A few days ago, I greeted my longtime glaucoma patient with a routine question: “How are you?” She responded, “Not well. My son died on Thursday.” We’ve all had patients who tell us about a major loss. But even though ophthalmologists are healers, we have little training in how to approach people who are grieving, and we mostly learn from experience.
In a Chicago Tribune editorial, Judith Weinstein (wife of retina specialist Mat MacCumber, MD, PhD) shared some helpful insights.1 “Don’t talk more than the bereaved,” she counseled. Someone with a recent loss doesn’t yet have the capacity to absorb others’ experiences. And contain the urge to tell your own story. As my friend Beth Reece, who is manager of spiritual care at the Shirley Ryan AbilityLab in Chicago, put it, “Ask. Listen. Listen. Listen. Ask. Listen. Listen. Listen.”
How can we invite a conversation? Beth, who works with patients in rehabilitation after a stroke, traumatic brain injury, severe burn, or limb loss, suggested simple open-ended questions, such as “How are you dealing with this?” And Judith advised against offering platitudes, such as “He’s not suffering anymore” or “Your son wouldn’t want you to be sad.”

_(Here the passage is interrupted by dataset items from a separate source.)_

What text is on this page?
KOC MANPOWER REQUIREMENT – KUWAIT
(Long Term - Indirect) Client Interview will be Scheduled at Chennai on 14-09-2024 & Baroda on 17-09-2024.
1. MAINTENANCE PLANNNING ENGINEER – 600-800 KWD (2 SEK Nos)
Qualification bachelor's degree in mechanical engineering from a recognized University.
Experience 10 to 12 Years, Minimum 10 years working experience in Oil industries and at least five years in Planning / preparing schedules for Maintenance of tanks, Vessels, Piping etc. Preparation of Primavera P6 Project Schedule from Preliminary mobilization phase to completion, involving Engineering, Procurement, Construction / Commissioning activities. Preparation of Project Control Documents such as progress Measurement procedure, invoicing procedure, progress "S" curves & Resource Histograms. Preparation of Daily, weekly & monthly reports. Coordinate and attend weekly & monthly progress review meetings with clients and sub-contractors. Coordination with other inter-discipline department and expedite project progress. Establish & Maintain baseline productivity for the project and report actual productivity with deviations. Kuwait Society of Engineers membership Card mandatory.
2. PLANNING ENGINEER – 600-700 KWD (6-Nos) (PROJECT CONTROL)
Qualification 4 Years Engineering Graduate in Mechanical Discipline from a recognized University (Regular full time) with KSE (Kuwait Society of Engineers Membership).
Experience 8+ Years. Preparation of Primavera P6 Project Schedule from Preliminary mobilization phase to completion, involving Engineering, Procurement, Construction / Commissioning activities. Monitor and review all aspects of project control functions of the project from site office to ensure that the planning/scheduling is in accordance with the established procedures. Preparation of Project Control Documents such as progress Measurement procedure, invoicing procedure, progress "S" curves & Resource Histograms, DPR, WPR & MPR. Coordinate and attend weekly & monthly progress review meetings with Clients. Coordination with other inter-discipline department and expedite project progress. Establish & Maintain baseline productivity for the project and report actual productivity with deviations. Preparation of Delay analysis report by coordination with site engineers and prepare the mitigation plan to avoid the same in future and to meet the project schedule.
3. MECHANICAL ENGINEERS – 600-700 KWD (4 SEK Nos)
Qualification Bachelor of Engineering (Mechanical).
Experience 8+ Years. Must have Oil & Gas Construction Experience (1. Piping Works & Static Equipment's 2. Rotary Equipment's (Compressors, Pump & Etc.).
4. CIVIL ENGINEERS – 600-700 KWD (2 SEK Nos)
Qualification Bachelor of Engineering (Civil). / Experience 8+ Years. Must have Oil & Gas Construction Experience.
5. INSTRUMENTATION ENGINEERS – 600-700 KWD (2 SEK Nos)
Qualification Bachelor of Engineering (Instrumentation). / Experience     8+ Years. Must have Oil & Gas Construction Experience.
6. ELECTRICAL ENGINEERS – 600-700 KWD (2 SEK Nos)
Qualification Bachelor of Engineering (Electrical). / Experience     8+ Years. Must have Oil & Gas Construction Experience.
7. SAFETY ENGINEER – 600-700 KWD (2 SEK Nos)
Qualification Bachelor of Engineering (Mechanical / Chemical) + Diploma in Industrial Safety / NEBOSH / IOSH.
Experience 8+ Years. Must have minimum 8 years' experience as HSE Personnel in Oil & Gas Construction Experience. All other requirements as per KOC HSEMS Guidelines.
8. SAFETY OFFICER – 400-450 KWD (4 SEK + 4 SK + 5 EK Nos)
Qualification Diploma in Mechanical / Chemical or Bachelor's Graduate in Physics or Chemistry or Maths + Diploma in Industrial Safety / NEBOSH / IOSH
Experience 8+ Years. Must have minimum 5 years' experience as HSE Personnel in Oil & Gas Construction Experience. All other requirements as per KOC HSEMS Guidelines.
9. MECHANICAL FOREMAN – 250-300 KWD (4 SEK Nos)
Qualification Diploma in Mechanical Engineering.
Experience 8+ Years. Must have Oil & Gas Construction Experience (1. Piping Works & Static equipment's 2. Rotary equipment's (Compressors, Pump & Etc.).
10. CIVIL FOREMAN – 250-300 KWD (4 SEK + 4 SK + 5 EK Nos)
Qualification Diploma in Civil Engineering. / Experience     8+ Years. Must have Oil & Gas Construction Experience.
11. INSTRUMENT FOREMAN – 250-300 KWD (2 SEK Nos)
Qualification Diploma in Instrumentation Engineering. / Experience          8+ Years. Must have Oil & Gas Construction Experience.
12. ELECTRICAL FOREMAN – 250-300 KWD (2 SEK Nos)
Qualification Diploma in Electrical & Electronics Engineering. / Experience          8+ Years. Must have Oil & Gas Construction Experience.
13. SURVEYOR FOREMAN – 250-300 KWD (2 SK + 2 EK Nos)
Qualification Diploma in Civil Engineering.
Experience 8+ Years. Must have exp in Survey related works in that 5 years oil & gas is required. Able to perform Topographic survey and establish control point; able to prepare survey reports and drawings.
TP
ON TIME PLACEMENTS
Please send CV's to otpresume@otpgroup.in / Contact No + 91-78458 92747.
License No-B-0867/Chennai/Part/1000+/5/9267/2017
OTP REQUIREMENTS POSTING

It’s also not helpful to say, “I’m sorry for your loss.” These phrases offer cheap—and ineffective—comfort. They reduce tension for the physician, they don’t acknowledge the suffering of the patient, and they shut down the conversation. Consider, instead, a phrase that recognizes the patient’s grief, such as “What a difficult time for you.” This acknowledges the pain and doesn’t try to fix or minimize it.
Giving advice isn’t helpful, either. As with offering up platitudes, giving advice relieves the physician, but not the suffering patient, and it creates distance. As teacher and activist Parker Palmer wrote, “One of the hardest things we must do sometimes is to be present to another person’s pain without trying to fix it, to simply stand respectfully at the edge of that person’s mystery and misery.”2 As healers, we need to be comfortable with sorrow and check the surgeon’s instinct to repair the pain.
After her teenager died from suicide, a friend explained that grief doesn’t have a timetable, and that each of us accommodates to loss in our own way. From her I learned that it’s helpful to remember the person who died, and now, many years later, I try to mention him in casual conversation. We can do the same for our patients. For a patient whose spouse had accompanied her to visits, I might say, “I can just see Mr. Jones sitting right there where he always sat,” or “No one else can tell a joke like your husband could.” These small comments honor the deceased and remind the patient that neither her husband, nor her grief, is forgotten.
A now-retired retina specialist was legendary for taking meticulous “social notes” about his patients and would “remember” personal details about his patients, a practice that many physicians in our practice adopted. Our version of Epic has a yellow sticky note feature, which I use to remind myself to ask about the grieving process at the next visit. Patients genuinely appreciate hearing, “It’s been just over a year since your husband died,” or “How is the second year different than the first?” These are invitations to tell stories, a crucial component of the grieving process.
Ophthalmologists see a lot of patients in a session. The complexity of clinical care is increasing, and the competing demands can be exhausting. Do we really have time to add grief counseling into the busy clinic schedule? It really only takes a few minutes to ask a question and listen with full attention, and that just might be the most meaningful part of our day. Beth suggested that it’s especially comforting when a physician breaks from a busy clinic to invite a story, creating an “in-between space.” We are, after all, the healers.
1 Weinstein J. The art of consolation. Chicago Tribune. Jan. 16, 2020.
2 Palmer P. Let Your Life Speak: Listening for the Voice of Vocation. John Wiley & Sons; 2000:63.